Ingeborg Moeller se mezcló entonces en su conversación.
—¿Os habéis fijado si, al salir de la estación, anunciaban un tren suplementario? —preguntó.
—Sí —dijo Puck—. Un altavoz dijo que habría un tren suplementario una hora más tarde. Añadió que los viajeros que no cupieran en éste no tenían por qué preocuparse, ya que en el otro habría plazas para todo el mundo.
—¿Una hora después de éste, dices? —insistió Ingeborg Moeller.
—Sí, así lo han dicho.
—¡Oh, es terrible! —exclamó entonces la dama.
Puck la miró, muy sorprendida. ¿Qué significaba aquella exclamación de miedo?
—Esto significa que si la nieve nos bloqueara en el camino, el tren siguiente nos alcanzaría —prosiguió Ingeborg Moeller.
—Sí, es cierto —dijo Puck—. Pero no me parece que ello sea motivo de preocupación alguna.
Bruscamente le vino al pensamiento el que tal vez alguien persiguiera a aquella dama, alguien que podría haber tomado el tren siguiente. ¡Bah! ¿Por qué iba nadie a perseguirla? ¡Vaya idea estúpida que había tenido!
—Tal vez podamos organizar una excursión con esquíes, ¿no? —oyó cómo preguntaba Karen.
—Sí.

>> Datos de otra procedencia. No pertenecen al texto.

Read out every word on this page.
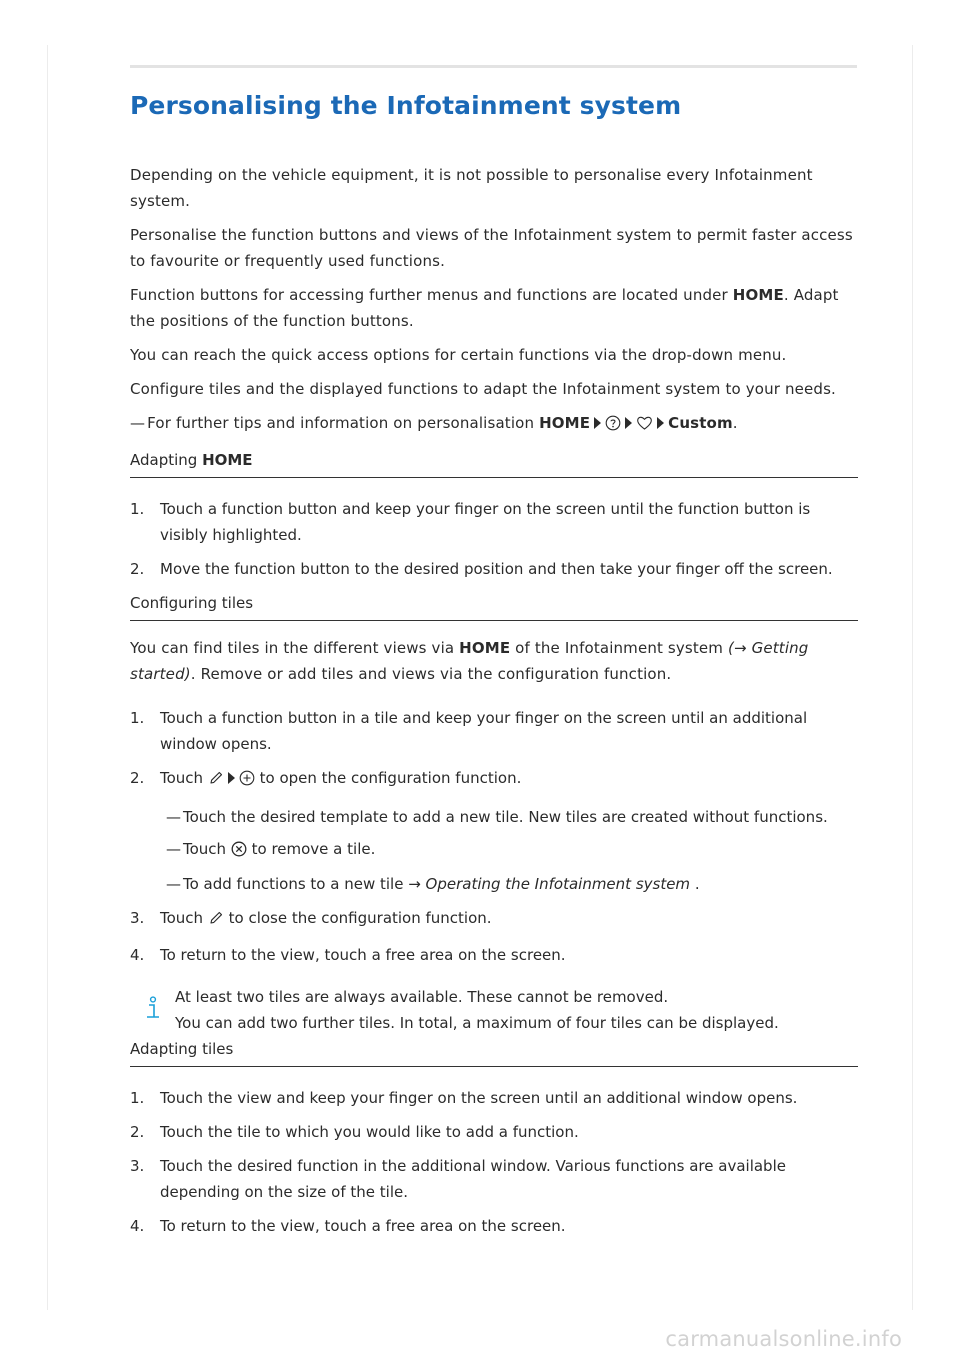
Personalising the Infotainment system

Depending on the vehicle equipment, it is not possible to personalise every Infotainment system.

Personalise the function buttons and views of the Infotainment system to permit faster access to favourite or frequently used functions.

Function buttons for accessing further menus and functions are located under HOME. Adapt the positions of the function buttons.

You can reach the quick access options for certain functions via the drop-down menu.

Configure tiles and the displayed functions to adapt the Infotainment system to your needs.

— For further tips and information on personalisation HOME	Custom.

Adapting HOME
1. Touch a function button and keep your finger on the screen until the function button is visibly highlighted.
2. Move the function button to the desired position and then take your finger off the screen.
Configuring tiles

You can find tiles in the different views via HOME of the Infotainment system (→ Getting started). Remove or add tiles and views via the configuration function.

1. Touch a function button in a tile and keep your finger on the screen until an additional window opens.
2. Touch	to open the configuration function.
— Touch the desired template to add a new tile. New tiles are created without functions.
— Touch to remove a tile.
— To add functions to a new tile → Operating the Infotainment system .
3. Touch to close the configuration function.
4. To return to the view, touch a free area on the screen.
At least two tiles are always available. These cannot be removed.
You can add two further tiles. In total, a maximum of four tiles can be displayed.
Adapting tiles
1. Touch the view and keep your finger on the screen until an additional window opens.
2. Touch the tile to which you would like to add a function.
3. Touch the desired function in the additional window. Various functions are available depending on the size of the tile.
4. To return to the view, touch a free area on the screen.
carmanualsonline.info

Hay un bello bosque que desciende hasta el fiordo.
—Y ¿qué es lo que fabrica tu tío?
—Maquinaria agrícola. Lástima que no sea fabricante de…
—¡Fabricante de chocolate! —exclamó Navío.
Puck no pudo evitar una sonrisa. Navío era siempre deliciosamente espontánea.
El tren atravesaba el Fjaelland con una lentitud desesperante. Las muchachitas tenían la impresión de ir más despacio cada vez, pero quizá se tratase de una ilusión. Después llegaron a una nueva estación, y el tren se detuvo entre chirridos y crujidos.
Nuevos viajeros subieron al convoy; Hans levantó los ojos de la revista y dijo:
—Quiero un vaso de leche, tía Ingeborg. ¡En seguida!
—No creo que pueda conseguirlo aquí, queridito —dijo su tía.
—¿Quieres que baje yo en un minuto para averiguar si venden leche en la estación? —propuso Puck—. Lo haré con gusto…
Ingeborg Moeller se levantó.
—No, será mejor que vaya yo misma. Espera quietecito, Hans.
—¡Un vaso grande! —preciso el niño.
Ingeborg Moeller avanzó por el estrecho corredor y bajó al andén. Hans miró un instante por la ventanilla y después declaró:
—Quiero ir con mi tía…
—Tú tía te ha dicho que la esperes aquí —dijo Puck con firmeza.
—¡Pero yo quiero ir con ella!
Ninguna fuerza del mundo hubiera podido detener al pequeño, que se deslizó por la puerta y desapareció. Puck quiso detenerle, pero en aquel momento llegaron nuevos viajeros con grandes maletas y bloquearon el corredor. Puck quedó retrasada y llegó a la salida justamente en el momento en que Ingeborg Moeller regresaba con una botella de leche en una mano y una bolsa con panecillos en la otra.
—¿Ha visto usted a Hans? —preguntó Puck—. Bajó para ir a su encuentro…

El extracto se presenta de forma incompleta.